Adalja, however, said the excuses are unjustifiable and can be easily solved with face shields.
“If prisons don’t want to use face masks for security reasons, fine—use face shields. Make masks mandatory for prison staff, provide more outlets for social distancing,” Adalja said, adding that “if you allow widespread infections in jails, you put local hospitals into crisis.”
“Giving inmates access to masks is the easiest way to mitigate the spread. Not doing so is just irresponsible and will lead to more unnecessary deaths,” he added.
Butler County Jail in Ohio
Even Butler County Sheriff Richard Jones, one of the most vocal anti-mask sheriffs in the country, believes a mandate should be in place for those in lockup.
“For me and my county jail—it’s a mask mandate,” Jones told The Daily Beast.
The sentiment is shocking considering the Ohio Republican—known for declaring “I don’t kneel for any cause” during the nationwide protests against police brutality—has slammed Gov. Mike DeWine’s mask mandate on national television several times. He has also stressed he is not going to do anything to help enforce the COVID-19 restriction, telling The Daily Beast “the community is tired and worn out over these mandates.” (To date, Ohio residents have to wear a mask inside public areas and outdoors where social distancing is impossible.)
“I’m just a poor sheriff trying to keep everyone healthy and everyone working. But the government has overreached here in Ohio. And I am the government,” Jones said. “So I refuse to enforce any curfews or mask use or issue citations.”

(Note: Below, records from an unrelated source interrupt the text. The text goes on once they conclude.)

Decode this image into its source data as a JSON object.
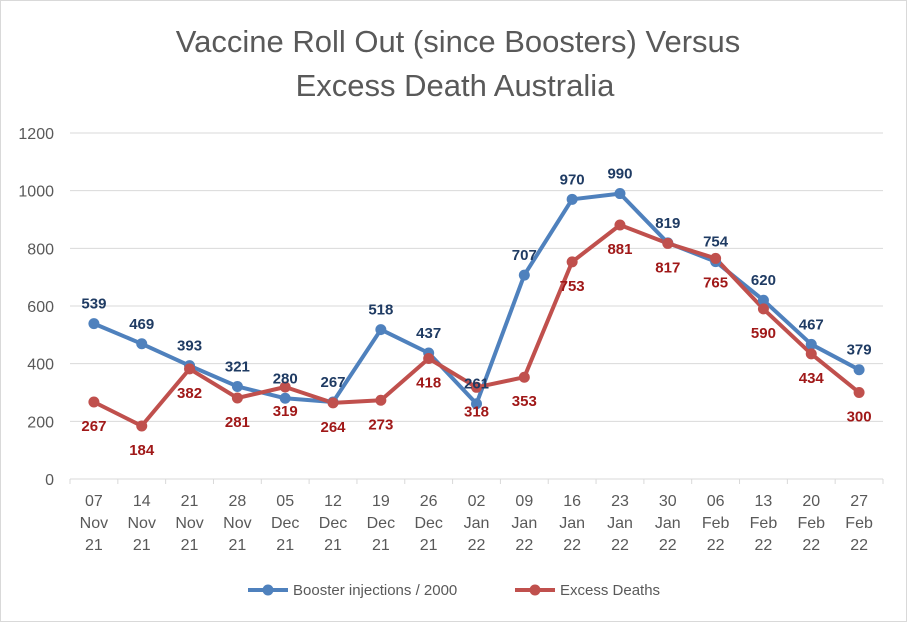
{
  "chart_data": {
    "type": "line",
    "title_lines": [
      "Vaccine Roll Out (since Boosters) Versus",
      "Excess Death Australia"
    ],
    "categories": [
      [
        "07",
        "Nov",
        "21"
      ],
      [
        "14",
        "Nov",
        "21"
      ],
      [
        "21",
        "Nov",
        "21"
      ],
      [
        "28",
        "Nov",
        "21"
      ],
      [
        "05",
        "Dec",
        "21"
      ],
      [
        "12",
        "Dec",
        "21"
      ],
      [
        "19",
        "Dec",
        "21"
      ],
      [
        "26",
        "Dec",
        "21"
      ],
      [
        "02",
        "Jan",
        "22"
      ],
      [
        "09",
        "Jan",
        "22"
      ],
      [
        "16",
        "Jan",
        "22"
      ],
      [
        "23",
        "Jan",
        "22"
      ],
      [
        "30",
        "Jan",
        "22"
      ],
      [
        "06",
        "Feb",
        "22"
      ],
      [
        "13",
        "Feb",
        "22"
      ],
      [
        "20",
        "Feb",
        "22"
      ],
      [
        "27",
        "Feb",
        "22"
      ]
    ],
    "ylim": [
      0,
      1200
    ],
    "yticks": [
      0,
      200,
      400,
      600,
      800,
      1000,
      1200
    ],
    "grid": true,
    "legend_position": "bottom",
    "series": [
      {
        "name": "Booster injections / 2000",
        "color": "#4f81bd",
        "label_color": "#1f3b63",
        "values": [
          539,
          469,
          393,
          321,
          280,
          267,
          518,
          437,
          261,
          707,
          970,
          990,
          819,
          754,
          620,
          467,
          379
        ],
        "label_position": "above"
      },
      {
        "name": "Excess Deaths",
        "color": "#c0504d",
        "label_color": "#a01818",
        "values": [
          267,
          184,
          382,
          281,
          319,
          264,
          273,
          418,
          318,
          353,
          753,
          881,
          817,
          765,
          590,
          434,
          300
        ],
        "label_position": "below"
      }
    ]
  }
}
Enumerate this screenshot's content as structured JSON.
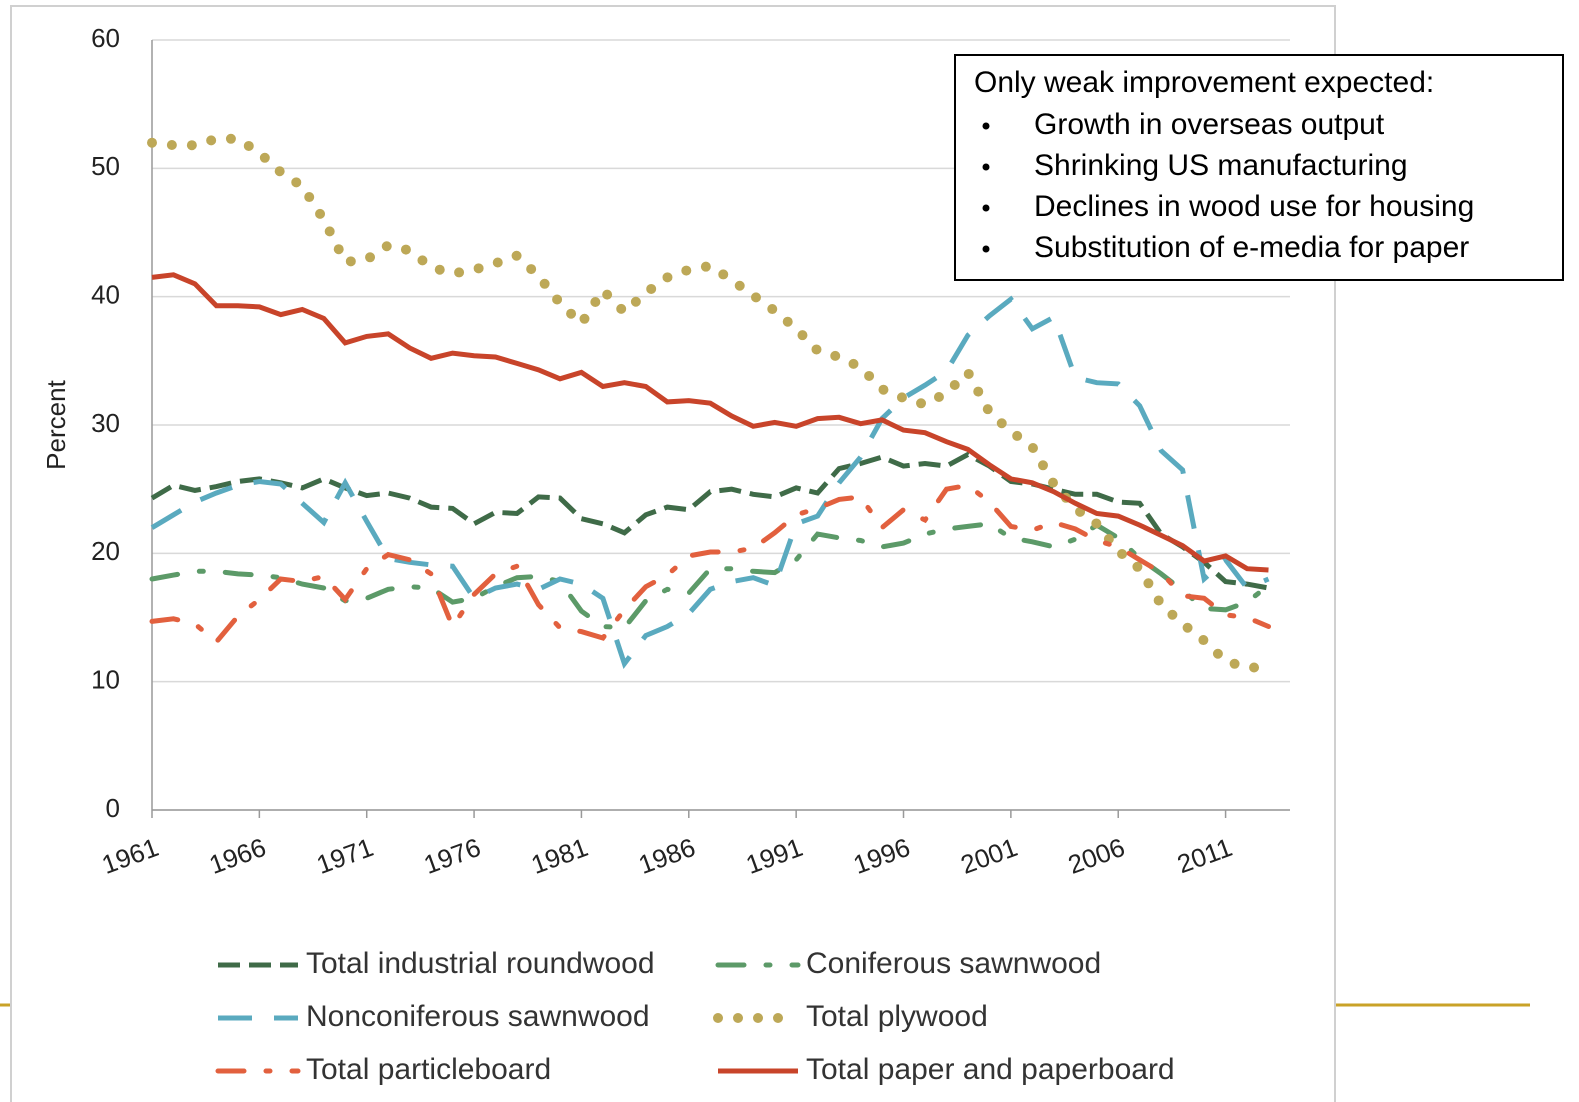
{
  "chart_data": {
    "type": "line",
    "y_label": "Percent",
    "x": [
      1961,
      1962,
      1963,
      1964,
      1965,
      1966,
      1967,
      1968,
      1969,
      1970,
      1971,
      1972,
      1973,
      1974,
      1975,
      1976,
      1977,
      1978,
      1979,
      1980,
      1981,
      1982,
      1983,
      1984,
      1985,
      1986,
      1987,
      1988,
      1989,
      1990,
      1991,
      1992,
      1993,
      1994,
      1995,
      1996,
      1997,
      1998,
      1999,
      2000,
      2001,
      2002,
      2003,
      2004,
      2005,
      2006,
      2007,
      2008,
      2009,
      2010,
      2011,
      2012,
      2013
    ],
    "xlim": [
      1961,
      2014
    ],
    "xticks": [
      1961,
      1966,
      1971,
      1976,
      1981,
      1986,
      1991,
      1996,
      2001,
      2006,
      2011
    ],
    "ylim": [
      0,
      60
    ],
    "yticks": [
      0,
      10,
      20,
      30,
      40,
      50,
      60
    ],
    "grid": true,
    "series": [
      {
        "name": "Total industrial roundwood",
        "color": "#3f6b48",
        "line_style": "dashed",
        "values": [
          24.3,
          25.3,
          24.9,
          25.2,
          25.6,
          25.8,
          25.5,
          25.1,
          25.8,
          25.1,
          24.5,
          24.7,
          24.3,
          23.6,
          23.5,
          22.3,
          23.2,
          23.1,
          24.4,
          24.3,
          22.7,
          22.3,
          21.6,
          23,
          23.6,
          23.4,
          24.8,
          25,
          24.6,
          24.4,
          25.1,
          24.7,
          26.6,
          27,
          27.5,
          26.8,
          27,
          26.8,
          27.7,
          26.8,
          25.6,
          25.4,
          25,
          24.6,
          24.6,
          24,
          23.9,
          21.5,
          20.5,
          19.3,
          17.8,
          17.6,
          17.3
        ]
      },
      {
        "name": "Coniferous sawnwood",
        "color": "#5c9a68",
        "line_style": "dash-dot",
        "values": [
          18,
          18.3,
          18.6,
          18.6,
          18.4,
          18.3,
          18.1,
          17.6,
          17.3,
          16.3,
          16.5,
          17.2,
          17.4,
          17.3,
          16.2,
          16.5,
          17.4,
          18.1,
          18.2,
          17.8,
          15.5,
          14.3,
          14.2,
          16.3,
          17.2,
          16.9,
          18.8,
          18.8,
          18.6,
          18.5,
          19.5,
          21.5,
          21.2,
          21,
          20.5,
          20.8,
          21.5,
          21.9,
          22.1,
          22.3,
          21.2,
          20.9,
          20.5,
          21.1,
          22.2,
          21.2,
          19.6,
          18.4,
          17.1,
          15.7,
          15.6,
          16.2,
          17.5
        ]
      },
      {
        "name": "Nonconiferous sawnwood",
        "color": "#5aaabf",
        "line_style": "long-dash",
        "values": [
          22,
          23,
          24,
          24.7,
          25.3,
          25.6,
          25.4,
          23.9,
          22.4,
          25.5,
          22.5,
          19.6,
          19.3,
          19.1,
          19,
          16.5,
          17.3,
          17.6,
          17.2,
          18,
          17.6,
          16.5,
          11.4,
          13.6,
          14.3,
          15.3,
          17.2,
          17.8,
          18.1,
          17.5,
          22.3,
          22.9,
          25.5,
          27.5,
          30.5,
          32.1,
          33.1,
          34.2,
          37,
          38.5,
          39.8,
          37.5,
          38.4,
          33.7,
          33.3,
          33.2,
          31.5,
          28,
          26.5,
          18,
          19.5,
          17.3,
          18
        ]
      },
      {
        "name": "Total plywood",
        "color": "#bda857",
        "line_style": "dotted",
        "values": [
          52,
          51.8,
          51.8,
          52.3,
          52.3,
          51.2,
          49.7,
          48.6,
          46,
          42.7,
          42.9,
          44,
          43.6,
          42.3,
          41.8,
          42.1,
          42.6,
          43.2,
          41.6,
          39.5,
          37.9,
          40.5,
          38.8,
          40.3,
          41.5,
          42.1,
          42.4,
          41.3,
          40.1,
          38.9,
          37.5,
          35.8,
          35.3,
          34.5,
          32.8,
          32.1,
          31.6,
          32.5,
          34.1,
          31,
          29.5,
          28.3,
          25.4,
          23.5,
          22.3,
          20.2,
          18.8,
          16,
          14.5,
          13.2,
          11.6,
          11.1,
          11.1
        ]
      },
      {
        "name": "Total particleboard",
        "color": "#e2603e",
        "line_style": "dash-dot",
        "values": [
          14.7,
          14.9,
          14.5,
          13.1,
          15.1,
          16.4,
          18,
          17.8,
          18.2,
          16.4,
          18.8,
          19.9,
          19.5,
          18.4,
          14.3,
          16.8,
          18.4,
          19,
          16,
          14.2,
          13.9,
          13.4,
          15.6,
          17.4,
          18.3,
          19.8,
          20.1,
          20.1,
          20.4,
          21.6,
          23,
          23.5,
          24.2,
          24.4,
          22,
          23.4,
          22.6,
          25,
          25.3,
          24,
          22.1,
          21.8,
          22.4,
          21.9,
          21,
          20.5,
          19.5,
          18.5,
          16.7,
          16.5,
          15.2,
          15,
          14.3
        ]
      },
      {
        "name": "Total paper and paperboard",
        "color": "#c8442a",
        "line_style": "solid",
        "values": [
          41.5,
          41.7,
          41,
          39.3,
          39.3,
          39.2,
          38.6,
          39,
          38.3,
          36.4,
          36.9,
          37.1,
          36,
          35.2,
          35.6,
          35.4,
          35.3,
          34.8,
          34.3,
          33.6,
          34.1,
          33,
          33.3,
          33,
          31.8,
          31.9,
          31.7,
          30.7,
          29.9,
          30.2,
          29.9,
          30.5,
          30.6,
          30.1,
          30.4,
          29.6,
          29.4,
          28.7,
          28.1,
          26.9,
          25.8,
          25.5,
          24.8,
          23.9,
          23.1,
          22.9,
          22.2,
          21.4,
          20.6,
          19.4,
          19.8,
          18.8,
          18.7
        ]
      }
    ],
    "annotation": {
      "heading": "Only weak improvement expected:",
      "items": [
        "Growth in overseas output",
        "Shrinking US manufacturing",
        "Declines in wood use for housing",
        "Substitution of e-media for paper"
      ]
    }
  }
}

Despite his controversial view on face coverings—insisting that “doctors have been all over the place with masks; I have no idea what to believe anymore”—Jones admits there is no harm in having a mask mandate at Butler County Jail, which has seen several coronavirus outbreaks, including one that wiped out 10 percent of the facility’s staff.
“The way we do it here, every prisoner has two cloth masks they can clean themselves. If they come out of their cell, they are supposed to have their mask on,” Jones said, adding that cleanings have also increased at the site after several COVID-10 outbreaks. “We also reduce the number of jail employees while inmates are out to ensure they don’t catch anything.”
Jones added that employees “have to have a mask on” and that one of the three buildings at Butler County Jail is now dedicated to COVID-19-positive inmates.
The Butler County Jail is one of several local detention centers in the state banned from transporting inmates to state facilities because of its high number of COVID-positive inmates. The Ohio Department of Rehabilitation and Correction confirmed to The Daily Beast the county jail is “not currently permitted to send us incarcerated adults” after shipping so many COVID-19 inmates to state facilities.
For Jones, getting put on the state prison system’s “naughty list” was a wake-up call, showing him the importance of masks for inmates and the true danger of COVID-19. While he insists he’s still not sure whether masks help curtail the spread, the sheriff admitted he wears a mask and encourages his family members to do the same.
“All I know is, even if we find out in a few years the masks were worthless, there is no harm in wearing it now,” Jones said. “People should have the choice. And in jail, where I get to make the choices, inmates wear masks.”